= Horace A. Barrows =

American physician

Horace A. Barrows (August 8, 1809 – June 7, 1852) was an American physician who practiced in Western Maine in the early 19th century, made and sold plant-based medicines, prescribed a vegetarian diet and invested in local businesses.

== Biography ==
He was born in Hebron, Massachusetts (it became part of Maine in 1820). He married Irene Bearce in 1832. The couple had two adopted children.

Barrows practiced medicine in Phillips, Maine, Harrison, Maine and Otisfield, Maine.
The Portland Press Herald in 2020 published a photo of the house Barrows lived in. The photo was taken in 1894, after his death in 1852.
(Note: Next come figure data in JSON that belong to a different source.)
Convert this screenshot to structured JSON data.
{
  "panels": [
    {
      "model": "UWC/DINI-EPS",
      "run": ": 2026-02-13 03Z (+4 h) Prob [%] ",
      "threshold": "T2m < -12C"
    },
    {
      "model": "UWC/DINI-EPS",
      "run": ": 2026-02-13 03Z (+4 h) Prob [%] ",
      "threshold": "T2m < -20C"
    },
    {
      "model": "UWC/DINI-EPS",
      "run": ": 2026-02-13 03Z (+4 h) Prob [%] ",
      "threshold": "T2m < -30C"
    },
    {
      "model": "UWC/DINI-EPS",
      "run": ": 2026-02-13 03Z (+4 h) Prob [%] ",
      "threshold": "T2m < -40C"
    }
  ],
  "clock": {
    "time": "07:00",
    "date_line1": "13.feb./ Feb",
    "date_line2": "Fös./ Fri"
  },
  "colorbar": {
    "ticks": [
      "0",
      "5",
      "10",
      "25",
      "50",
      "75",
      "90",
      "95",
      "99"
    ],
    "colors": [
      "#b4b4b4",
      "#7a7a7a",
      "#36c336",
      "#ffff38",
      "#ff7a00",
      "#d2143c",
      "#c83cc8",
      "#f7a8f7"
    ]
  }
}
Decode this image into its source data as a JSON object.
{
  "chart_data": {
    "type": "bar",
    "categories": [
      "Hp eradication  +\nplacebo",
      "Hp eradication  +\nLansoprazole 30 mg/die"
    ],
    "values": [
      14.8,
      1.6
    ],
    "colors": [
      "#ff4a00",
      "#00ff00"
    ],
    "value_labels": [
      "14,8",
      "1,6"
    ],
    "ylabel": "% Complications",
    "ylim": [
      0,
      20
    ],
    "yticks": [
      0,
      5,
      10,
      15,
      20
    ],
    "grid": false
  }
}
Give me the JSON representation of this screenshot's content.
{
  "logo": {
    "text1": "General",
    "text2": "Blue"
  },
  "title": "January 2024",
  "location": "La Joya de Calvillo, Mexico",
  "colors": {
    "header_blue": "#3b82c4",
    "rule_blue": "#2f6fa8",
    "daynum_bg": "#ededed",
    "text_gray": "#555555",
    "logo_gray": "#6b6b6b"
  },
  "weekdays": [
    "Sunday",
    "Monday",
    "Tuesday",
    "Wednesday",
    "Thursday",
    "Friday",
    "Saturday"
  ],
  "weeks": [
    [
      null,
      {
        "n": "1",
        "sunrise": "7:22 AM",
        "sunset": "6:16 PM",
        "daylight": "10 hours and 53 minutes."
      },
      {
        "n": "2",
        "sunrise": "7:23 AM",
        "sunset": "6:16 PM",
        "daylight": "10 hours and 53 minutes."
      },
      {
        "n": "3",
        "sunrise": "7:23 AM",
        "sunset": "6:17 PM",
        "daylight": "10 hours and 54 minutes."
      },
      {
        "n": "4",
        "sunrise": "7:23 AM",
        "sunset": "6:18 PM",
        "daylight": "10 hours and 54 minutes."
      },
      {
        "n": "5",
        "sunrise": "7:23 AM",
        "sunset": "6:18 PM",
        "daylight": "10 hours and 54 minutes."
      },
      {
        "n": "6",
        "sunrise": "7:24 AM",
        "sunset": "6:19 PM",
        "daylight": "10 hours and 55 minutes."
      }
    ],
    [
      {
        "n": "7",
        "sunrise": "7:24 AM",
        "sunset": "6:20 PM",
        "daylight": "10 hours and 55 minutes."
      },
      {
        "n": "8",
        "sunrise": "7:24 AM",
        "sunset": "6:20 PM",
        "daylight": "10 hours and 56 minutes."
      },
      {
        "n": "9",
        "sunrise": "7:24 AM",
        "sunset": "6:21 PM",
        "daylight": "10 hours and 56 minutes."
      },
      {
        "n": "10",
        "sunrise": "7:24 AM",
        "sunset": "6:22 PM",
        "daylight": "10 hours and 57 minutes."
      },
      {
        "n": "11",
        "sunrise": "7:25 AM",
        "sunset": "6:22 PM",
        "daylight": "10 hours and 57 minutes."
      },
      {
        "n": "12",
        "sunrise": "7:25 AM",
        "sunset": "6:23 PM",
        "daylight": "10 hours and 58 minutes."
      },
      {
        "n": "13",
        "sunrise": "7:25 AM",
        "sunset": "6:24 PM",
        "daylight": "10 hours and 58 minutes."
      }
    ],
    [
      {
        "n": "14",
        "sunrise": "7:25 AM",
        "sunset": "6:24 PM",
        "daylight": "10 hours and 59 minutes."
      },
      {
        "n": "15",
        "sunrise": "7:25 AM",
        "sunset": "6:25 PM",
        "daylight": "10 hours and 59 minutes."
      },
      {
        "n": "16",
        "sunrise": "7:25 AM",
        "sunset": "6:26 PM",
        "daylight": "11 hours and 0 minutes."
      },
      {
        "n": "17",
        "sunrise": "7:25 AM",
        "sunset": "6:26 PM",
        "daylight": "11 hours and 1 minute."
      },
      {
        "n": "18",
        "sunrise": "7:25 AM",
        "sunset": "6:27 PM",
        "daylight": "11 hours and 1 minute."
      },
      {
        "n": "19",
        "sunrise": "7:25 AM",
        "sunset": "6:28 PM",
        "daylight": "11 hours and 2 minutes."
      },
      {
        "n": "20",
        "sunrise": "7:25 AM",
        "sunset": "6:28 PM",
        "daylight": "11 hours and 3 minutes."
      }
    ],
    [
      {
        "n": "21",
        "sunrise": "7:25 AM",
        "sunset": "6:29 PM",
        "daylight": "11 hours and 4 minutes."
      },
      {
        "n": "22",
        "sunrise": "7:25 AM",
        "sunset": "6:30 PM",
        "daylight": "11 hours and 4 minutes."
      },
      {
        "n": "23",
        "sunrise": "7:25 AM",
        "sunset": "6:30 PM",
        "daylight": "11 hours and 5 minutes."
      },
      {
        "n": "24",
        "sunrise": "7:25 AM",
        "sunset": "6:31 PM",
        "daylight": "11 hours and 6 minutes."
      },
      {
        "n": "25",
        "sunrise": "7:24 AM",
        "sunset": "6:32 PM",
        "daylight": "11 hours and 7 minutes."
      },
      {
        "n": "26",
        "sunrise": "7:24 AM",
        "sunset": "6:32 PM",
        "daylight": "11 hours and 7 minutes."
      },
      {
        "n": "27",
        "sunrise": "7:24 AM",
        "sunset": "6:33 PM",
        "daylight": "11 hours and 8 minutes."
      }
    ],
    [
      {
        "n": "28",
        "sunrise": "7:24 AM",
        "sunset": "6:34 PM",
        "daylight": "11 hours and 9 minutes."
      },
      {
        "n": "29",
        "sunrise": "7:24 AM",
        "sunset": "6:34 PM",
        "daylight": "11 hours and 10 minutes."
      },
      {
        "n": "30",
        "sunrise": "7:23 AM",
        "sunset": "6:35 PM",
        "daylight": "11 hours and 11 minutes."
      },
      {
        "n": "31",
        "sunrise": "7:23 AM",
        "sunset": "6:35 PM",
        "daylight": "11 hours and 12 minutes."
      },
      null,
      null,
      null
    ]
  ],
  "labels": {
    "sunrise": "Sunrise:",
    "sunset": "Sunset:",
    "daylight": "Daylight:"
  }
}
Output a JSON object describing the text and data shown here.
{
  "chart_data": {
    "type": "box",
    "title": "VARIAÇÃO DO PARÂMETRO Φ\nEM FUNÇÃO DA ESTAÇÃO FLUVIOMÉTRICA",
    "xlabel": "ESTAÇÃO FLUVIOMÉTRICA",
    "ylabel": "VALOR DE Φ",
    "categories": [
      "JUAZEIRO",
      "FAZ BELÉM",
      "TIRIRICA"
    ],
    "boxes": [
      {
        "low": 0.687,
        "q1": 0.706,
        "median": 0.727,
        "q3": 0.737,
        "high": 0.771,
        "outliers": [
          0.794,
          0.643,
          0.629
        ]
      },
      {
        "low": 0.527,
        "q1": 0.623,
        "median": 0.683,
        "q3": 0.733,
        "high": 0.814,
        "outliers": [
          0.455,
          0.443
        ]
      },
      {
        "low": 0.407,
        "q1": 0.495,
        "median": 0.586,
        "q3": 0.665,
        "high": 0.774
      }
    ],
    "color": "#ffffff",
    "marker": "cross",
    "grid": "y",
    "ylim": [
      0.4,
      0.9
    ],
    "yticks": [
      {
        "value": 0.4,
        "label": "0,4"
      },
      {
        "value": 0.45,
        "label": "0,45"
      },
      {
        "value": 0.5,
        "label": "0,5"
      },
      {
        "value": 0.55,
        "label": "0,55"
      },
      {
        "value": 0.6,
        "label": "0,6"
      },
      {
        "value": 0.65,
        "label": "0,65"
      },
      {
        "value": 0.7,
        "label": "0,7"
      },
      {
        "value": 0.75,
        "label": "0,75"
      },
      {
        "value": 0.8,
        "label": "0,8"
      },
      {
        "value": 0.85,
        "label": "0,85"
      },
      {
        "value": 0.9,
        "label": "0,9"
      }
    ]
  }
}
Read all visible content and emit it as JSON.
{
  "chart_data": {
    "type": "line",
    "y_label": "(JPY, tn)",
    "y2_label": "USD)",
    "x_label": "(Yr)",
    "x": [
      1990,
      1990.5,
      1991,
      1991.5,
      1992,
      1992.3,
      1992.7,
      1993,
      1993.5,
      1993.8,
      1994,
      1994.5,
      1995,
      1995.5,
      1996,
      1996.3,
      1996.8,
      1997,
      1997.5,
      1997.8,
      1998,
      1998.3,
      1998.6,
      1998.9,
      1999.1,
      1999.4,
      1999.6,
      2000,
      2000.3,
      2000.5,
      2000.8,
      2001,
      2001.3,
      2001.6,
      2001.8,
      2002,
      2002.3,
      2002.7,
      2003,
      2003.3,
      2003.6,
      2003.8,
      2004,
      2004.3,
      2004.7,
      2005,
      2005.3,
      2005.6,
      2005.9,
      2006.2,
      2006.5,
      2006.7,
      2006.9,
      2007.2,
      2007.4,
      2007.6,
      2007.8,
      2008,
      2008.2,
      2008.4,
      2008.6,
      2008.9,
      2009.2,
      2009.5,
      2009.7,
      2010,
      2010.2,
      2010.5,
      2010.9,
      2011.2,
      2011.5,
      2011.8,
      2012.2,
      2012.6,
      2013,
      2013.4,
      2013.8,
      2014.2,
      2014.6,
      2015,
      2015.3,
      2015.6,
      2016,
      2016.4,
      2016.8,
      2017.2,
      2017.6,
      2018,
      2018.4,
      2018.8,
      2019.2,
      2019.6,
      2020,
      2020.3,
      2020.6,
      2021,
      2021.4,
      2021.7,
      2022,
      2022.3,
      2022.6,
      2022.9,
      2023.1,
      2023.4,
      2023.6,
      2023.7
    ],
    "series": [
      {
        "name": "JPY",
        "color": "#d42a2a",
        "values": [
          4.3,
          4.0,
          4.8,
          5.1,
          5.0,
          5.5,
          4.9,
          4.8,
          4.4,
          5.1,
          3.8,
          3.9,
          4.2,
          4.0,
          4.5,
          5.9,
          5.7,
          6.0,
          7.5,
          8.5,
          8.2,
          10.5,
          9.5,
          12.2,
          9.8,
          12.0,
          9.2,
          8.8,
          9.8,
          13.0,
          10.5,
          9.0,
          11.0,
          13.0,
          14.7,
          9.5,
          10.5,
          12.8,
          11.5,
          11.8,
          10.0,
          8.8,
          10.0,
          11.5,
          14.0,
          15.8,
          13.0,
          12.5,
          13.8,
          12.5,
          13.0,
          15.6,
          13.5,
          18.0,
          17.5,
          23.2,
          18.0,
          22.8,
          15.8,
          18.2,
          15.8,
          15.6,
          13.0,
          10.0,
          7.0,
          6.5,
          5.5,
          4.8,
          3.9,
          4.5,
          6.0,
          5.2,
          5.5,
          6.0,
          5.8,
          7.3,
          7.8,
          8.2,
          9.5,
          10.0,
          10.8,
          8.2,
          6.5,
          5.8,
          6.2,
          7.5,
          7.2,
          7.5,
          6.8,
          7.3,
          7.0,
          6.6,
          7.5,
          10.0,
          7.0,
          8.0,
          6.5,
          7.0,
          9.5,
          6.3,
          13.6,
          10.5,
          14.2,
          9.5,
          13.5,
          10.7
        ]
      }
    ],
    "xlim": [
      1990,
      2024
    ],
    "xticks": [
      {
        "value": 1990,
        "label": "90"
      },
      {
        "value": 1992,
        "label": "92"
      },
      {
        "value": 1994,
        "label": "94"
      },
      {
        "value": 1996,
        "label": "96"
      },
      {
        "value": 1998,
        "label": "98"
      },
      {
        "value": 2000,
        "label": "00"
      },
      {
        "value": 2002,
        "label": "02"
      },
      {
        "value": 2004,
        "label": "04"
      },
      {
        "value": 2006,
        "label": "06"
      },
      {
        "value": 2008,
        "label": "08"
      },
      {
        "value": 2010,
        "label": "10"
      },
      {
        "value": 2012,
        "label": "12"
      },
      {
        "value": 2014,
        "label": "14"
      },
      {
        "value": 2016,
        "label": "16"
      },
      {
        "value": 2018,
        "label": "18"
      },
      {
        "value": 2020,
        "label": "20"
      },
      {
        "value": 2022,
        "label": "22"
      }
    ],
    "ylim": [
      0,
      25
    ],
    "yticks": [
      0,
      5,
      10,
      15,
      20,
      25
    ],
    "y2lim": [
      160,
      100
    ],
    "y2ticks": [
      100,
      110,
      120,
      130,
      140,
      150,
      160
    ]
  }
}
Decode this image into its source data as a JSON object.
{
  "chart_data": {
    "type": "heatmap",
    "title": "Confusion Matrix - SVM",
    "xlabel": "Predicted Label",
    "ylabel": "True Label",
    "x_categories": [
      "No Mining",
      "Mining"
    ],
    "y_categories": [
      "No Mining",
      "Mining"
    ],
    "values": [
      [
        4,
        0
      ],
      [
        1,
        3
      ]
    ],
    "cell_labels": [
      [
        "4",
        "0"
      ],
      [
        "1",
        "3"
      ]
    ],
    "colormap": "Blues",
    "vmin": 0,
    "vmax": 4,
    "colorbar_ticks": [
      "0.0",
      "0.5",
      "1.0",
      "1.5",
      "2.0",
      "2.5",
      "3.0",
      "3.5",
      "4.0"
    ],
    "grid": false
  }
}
Barrows' diaries are in the collection of the Maine Historical Society.

== Scribner's Mills ==
In the 1840s, Barrows and his brother invested in the building of the Barrows-Scribner's Mills sawmill and Scribner Homestead at Carsley's Rips on the Crooked River in Bolsters Mills in Harrison.

The mill complex, a small collection of wood-frame buildings (now partially rebuilt after suffering extensive weather-related damage), was established in the late 1840s by Barrows. The exact construction date of the house is not known, but it appears to have been between 1849 and 1851, when Barrows sold the property, with house, to Elijah Scribner. Barrows' diary mentions the mill enterprise in 1846 and 1847.

In 1984, the Scribner descendants sold the mill to Scribner's Mill Preservation, Inc. and it is being restored and run as an 1847 sawmill museum.

In 1976, the mill had been listed in the National Register of Historic Places, but was removed in 1986 after portions of the structure had collapsed or were dismantled.

== Vegetarian diet ==
Dr. William Alcott's 1838 book "Vegetable Diet" includes two letters from Barrows describing his positive experiences with a vegetarian diet:Dear Sir, – I have a brother-in-law, who owes his life to abstinence from animal food, and strict adherence to the simplest vegetable diet. My own existence is prolonged, only (according to human probabilities) by entire abstinence from flesh-meat of every description, and feeding principally upon the farinacea [an archaic term for grains and vegetables].

Numberless other instances have come under my observation within the last three years, in which a strict adherence to a simple vegetable diet has done for the wretched invalids what the best medical treatment had utterly failed to do.In the second letter he wrote that his meals were "wheat meal bread, potatoes, butter, and baked apples" and he always drank "cold water." Barrows also made his own Graham bread.

== Proprietary medicines ==
Barrows made plant-based medicines that were sold across Maine. Medicines he made and sold were called Best Family Physic, Syrian Balm of Life, and Political Ointment.